Last week's column about how a wage hike for CUPE will likely be funded appeared to touch a nerve with a number of school trustees and teachers, who descended upon me on social media (notably Twitter) to say how unfair the whole situation is.
The funding situation for B.C. schools is indeed unfair in many ways, but it doesn't lessen the likelihood that school boards will have to dig into their budgets to give their employees a pay raise.
Nevertheless, it's important to examine whether school funding has fallen short over the past decade, or whether it has kept pace with mounting cost pressures.
Every year, the provincial government likes to boast it has increased the average rate of funding-per-pupil. It now stands at about $8,600 per student, an increase of 37 per cent since 2001.
And school districts' operating budgets now total more than $4.7 billion, a 27 per cent hike since 2001.
On paper, this all looks significant and it appears the funding arrows are pointing the right way: upwards. And these increases have taken place even while student enrolment has declined by 72,000 in the last decade, a significant reduction.
But school trustees have their own numbers, and they are not as positive. In fact, it's hard to square the two opposing views in any meaningful way.
School districts such as Vancouver have compiled a list of cost pressures they claim are not "funded" by the dollars-per-student funding model.
For example, the Vancouver school board estimates inflation alone has added $10 million to its budget over the last decade. Employee benefit improvements (including teachers' pension changes and higher MSP premiums) have added a further $37 million and collective agreement wage hikes have added $58 million.
There are other cost items as well, but the VSB puts its own funding "shortfall" for this year compared to its situation in 2002 at about $47 million. A two-per-cent hike for CUPE would cost an additional $2 million or so.
Northern and rural school districts have other cost pressures. Heating costs are a bigger and more expensive issue in places like Prince George and Prince Rupert than in, say, Victoria. As well, rising bus costs are a bigger headache in Williams Lake than in Burnaby.
One Prince George teacher, who read last week's column with some despair, wrote to me to recount some of the challenges he encounters in his district.
"While no two districts are alike," wrote Glen Thielmann, "we have also seen a sharp increase in the amount of vulnerable, at-risk and special designation students in our classroom, coupled with downloaded parenting costs such as meal programs, afterschool supervision, and community transitions/support programs designed to develop basic skills and maintain safety of kids."

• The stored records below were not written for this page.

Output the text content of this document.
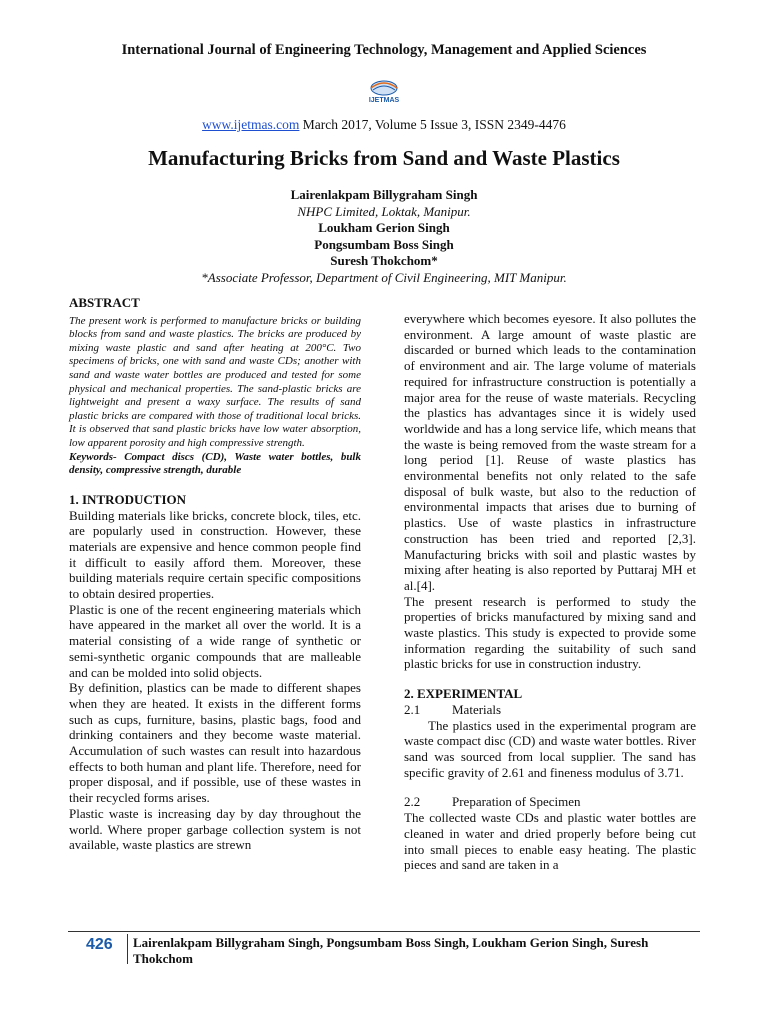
International Journal of Engineering Technology, Management and Applied Sciences
IJETMAS
www.ijetmas.com March 2017, Volume 5 Issue 3, ISSN 2349-4476
Manufacturing Bricks from Sand and Waste Plastics
Lairenlakpam Billygraham Singh
NHPC Limited, Loktak, Manipur.
Loukham Gerion Singh
Pongsumbam Boss Singh
Suresh Thokchom*
*Associate Professor, Department of Civil Engineering, MIT Manipur.
ABSTRACT

The present work is performed to manufacture bricks or building blocks from sand and waste plastics. The bricks are produced by mixing waste plastic and sand after heating at 200°C. Two specimens of bricks, one with sand and waste CDs; another with sand and waste water bottles are produced and tested for some physical and mechanical properties. The sand-plastic bricks are lightweight and present a waxy surface. The results of sand plastic bricks are compared with those of traditional local bricks. It is observed that sand plastic bricks have low water absorption, low apparent porosity and high compressive strength.

Keywords- Compact discs (CD), Waste water bottles, bulk density, compressive strength, durable

1. INTRODUCTION

Building materials like bricks, concrete block, tiles, etc. are popularly used in construction. However, these materials are expensive and hence common people find it difficult to easily afford them. Moreover, these building materials require certain specific compositions to obtain desired properties.

Plastic is one of the recent engineering materials which have appeared in the market all over the world. It is a material consisting of a wide range of synthetic or semi-synthetic organic compounds that are malleable and can be molded into solid objects.

By definition, plastics can be made to different shapes when they are heated. It exists in the different forms such as cups, furniture, basins, plastic bags, food and drinking containers and they become waste material. Accumulation of such wastes can result into hazardous effects to both human and plant life. Therefore, need for proper disposal, and if possible, use of these wastes in their recycled forms arises.

Plastic waste is increasing day by day throughout the world. Where proper garbage collection system is not available, waste plastics are strewn

everywhere which becomes eyesore. It also pollutes the environment. A large amount of waste plastic are discarded or burned which leads to the contamination of environment and air. The large volume of materials required for infrastructure construction is potentially a major area for the reuse of waste materials. Recycling the plastics has advantages since it is widely used worldwide and has a long service life, which means that the waste is being removed from the waste stream for a long period [1]. Reuse of waste plastics has environmental benefits not only related to the safe disposal of bulk waste, but also to the reduction of environmental impacts that arises due to burning of plastics. Use of waste plastics in infrastructure construction has been tried and reported [2,3]. Manufacturing bricks with soil and plastic wastes by mixing after heating is also reported by Puttaraj MH et al.[4].

The present research is performed to study the properties of bricks manufactured by mixing sand and waste plastics. This study is expected to provide some information regarding the suitability of such sand plastic bricks for use in construction industry.

2. EXPERIMENTAL
2.1	Materials

The plastics used in the experimental program are waste compact disc (CD) and waste water bottles. River sand was sourced from local supplier. The sand has specific gravity of 2.61 and fineness modulus of 3.71.

2.2	Preparation of Specimen

The collected waste CDs and plastic water bottles are cleaned in water and dried properly before being cut into small pieces to enable easy heating. The plastic pieces and sand are taken in a

426 Lairenlakpam Billygraham Singh, Pongsumbam Boss Singh, Loukham Gerion Singh, Suresh Thokchom
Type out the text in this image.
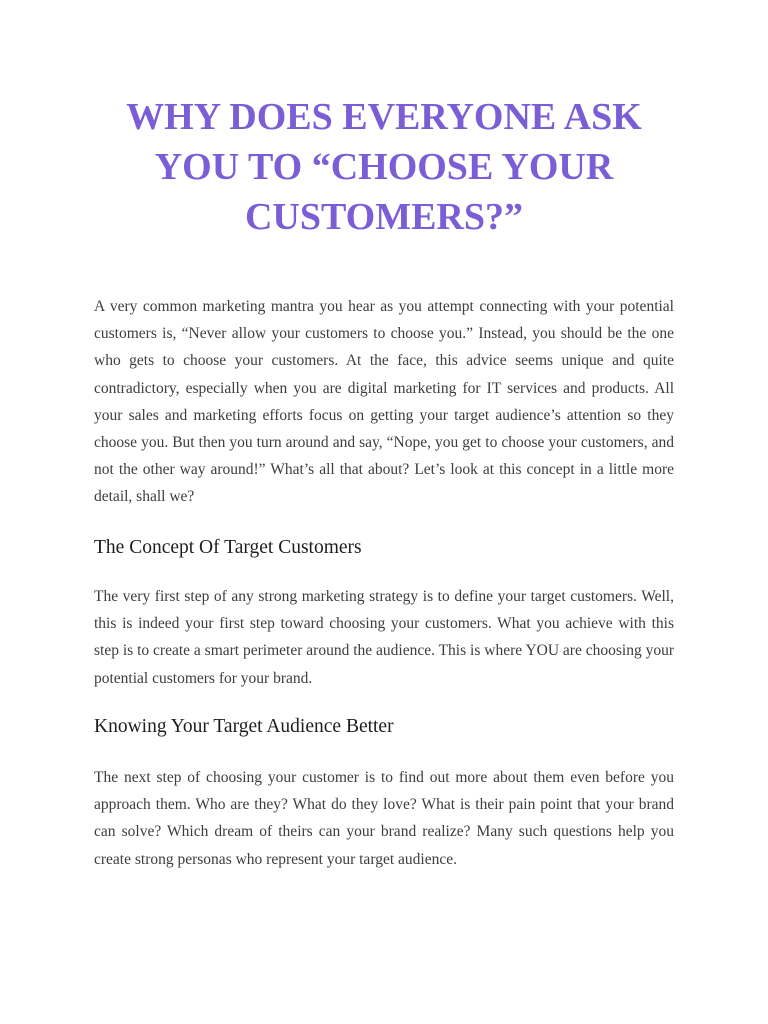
WHY DOES EVERYONE ASK
YOU TO “CHOOSE YOUR
CUSTOMERS?”

A very common marketing mantra you hear as you attempt connecting with your potential customers is, “Never allow your customers to choose you.” Instead, you should be the one who gets to choose your customers. At the face, this advice seems unique and quite contradictory, especially when you are digital marketing for IT services and products. All your sales and marketing efforts focus on getting your target audience’s attention so they choose you. But then you turn around and say, “Nope, you get to choose your customers, and not the other way around!” What’s all that about? Let’s look at this concept in a little more detail, shall we?

The Concept Of Target Customers

The very first step of any strong marketing strategy is to define your target customers. Well, this is indeed your first step toward choosing your customers. What you achieve with this step is to create a smart perimeter around the audience. This is where YOU are choosing your potential customers for your brand.

Knowing Your Target Audience Better

The next step of choosing your customer is to find out more about them even before you approach them. Who are they? What do they love? What is their pain point that your brand can solve? Which dream of theirs can your brand realize? Many such questions help you create strong personas who represent your target audience.
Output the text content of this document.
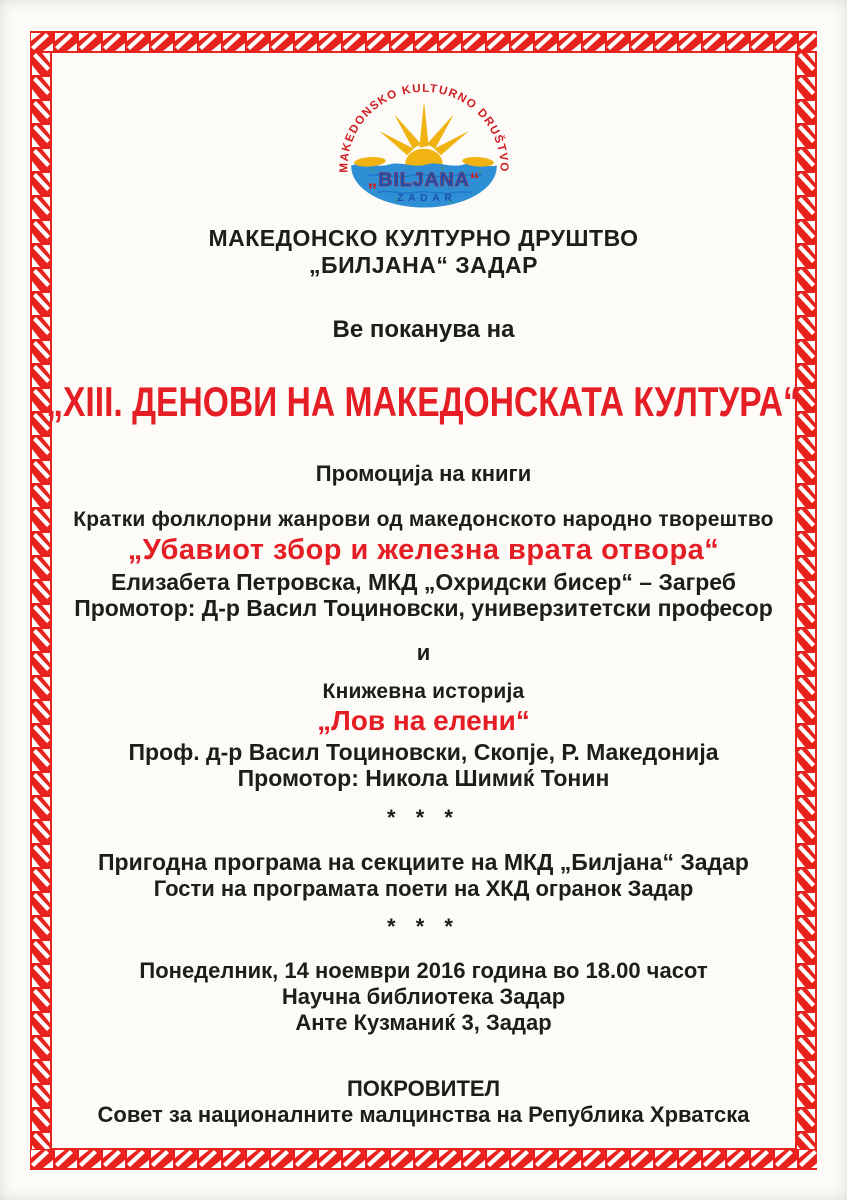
MAKEDONSKO KULTURNO DRUŠTVO
„BILJANA“
ZADAR
МАКЕДОНСКО КУЛТУРНО ДРУШТВО
„БИЛЈАНА“ ЗАДАР
Ве поканува на
„XIII. ДЕНОВИ НА МАКЕДОНСКАТА КУЛТУРА“
Промоција на книги
Кратки фолклорни жанрови од македонското народно творештво
„Убавиот збор и железна врата отвора“
Елизабета Петровска, МКД „Охридски бисер“ – Загреб
Промотор: Д-р Васил Тоциновски, универзитетски професор
и
Книжевна историја
„Лов на елени“
Проф. д-р Васил Тоциновски, Скопје, Р. Македонија
Промотор: Никола Шимиќ Тонин
* * *
Пригодна програма на секциите на МКД „Билјана“ Задар
Гости на програмата поети на ХКД огранок Задар
* * *
Понеделник, 14 ноември 2016 година во 18.00 часот
Научна библиотека Задар
Анте Кузманиќ 3, Задар
ПОКРОВИТЕЛ
Совет за националните малцинства на Република Хрватска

His description sounds like the current funding levels aren't getting the job done.
To meet these rising costs, boards have pursued different options when it comes to service cuts or resource reductions over the years.
Teaching and librarian positions have been axed by varying degrees, and books and supplies have also been chopped. In some schools, the heat is turned down at times to save money. Parents find themselves having to fork over more money for their kids to purchase what's needed in the classroom.
Now the cutting exercise is about to begin again, CUPE wage hike or no CUPE wage hike.
School trustees have been vocal in their protests about funding levels for years now, but there are no signs they've been able to persuade the provincial government to provide much more money for the system.
In fact, the B.C. Liberals have been reelected three times since trustees and the B.C. Teachers Federation started complaining about so-called underfunding of the education system. The K-12 education system simply has failed to register as a ballot box question in elections.
Compounding the matter is that the B.C. Liberals no doubt view protests led by the BCTF and school trustees with direct ties to the NDP as being mostly political in nature, and therefore easier to dismiss.
That's why the next school year will see a repeat of what we're seeing now: the government will boast that it has increased education funding and school boards will cry foul, and both sides will appear to be correct.